Failed to configure Lenses S3 source connector with specific_record

Hi,

I have a producer which produces messages serialised by AWS Glue schema and the message format is constructed using the specific_record class from Avro.

public class DemoFormatModel extends org.apache.avro.specific.SpecificRecordBase implements org.apache.avro.specific.SpecificRecord 

I deployed the S3 sink connector using the lenses.io s3 connector jar, using version 6.3.0, and when I specify

value.converter.avroRecordType=SPECIFIC_RECORD

it will throw

Converting byte[] to Kafka Connect data failed due to serialization error: (org.apache.kafka.connect.runtime.WorkerSinkTask:547)

However, when I specify value.converter.avroRecordType=GENERIC_RECORD it works well. All other configs are the same, just changing from specific_record to generic_record, it solves the issue.

I wonder why would this be the case?

The next question I have, which can be related to this is that, after the S3 sink connector writes the file to S3 (avro file), I failed to run s3 source connector to restore the messages, with the error of Not an AVRO data file. I wonder if it is because I specify value.converter.avroRecordType=GENERIC_RECORD but in reality it should be value.converter.avroRecordType=SPECIFIC_RECORD and making the file invalid?

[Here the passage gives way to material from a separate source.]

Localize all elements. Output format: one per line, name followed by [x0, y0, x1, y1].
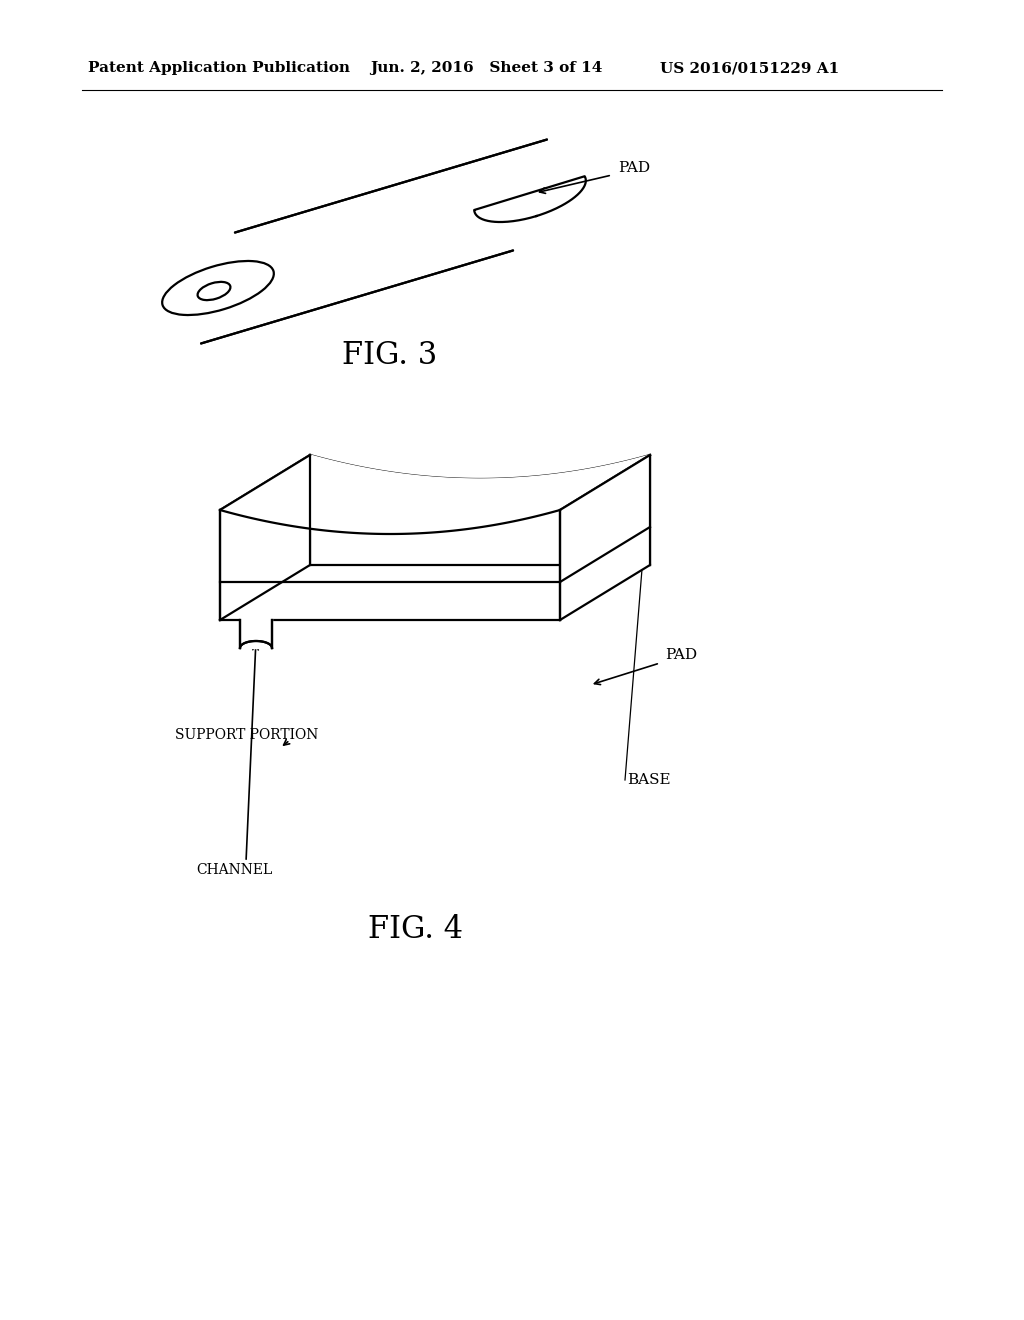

Any help would be great! Thank you

Hi Jkchoi,

Without having the full error stack, I think the exception is coming from the Glue converter for which we don’t own the code. Here is the code location for Glue avro converter: aws-glue-schema-registry/avro-kafkaconnect-converter/src/main/java/com/amazonaws/services/schemaregistry/kafkaconnect/AWSKafkaAvroConverter.java at dd145df137338c22c5548a7aad9b08de772cb7d1 · awslabs/aws-glue-schema-registry · GitHub

What’s the sink and source KCQL configuration?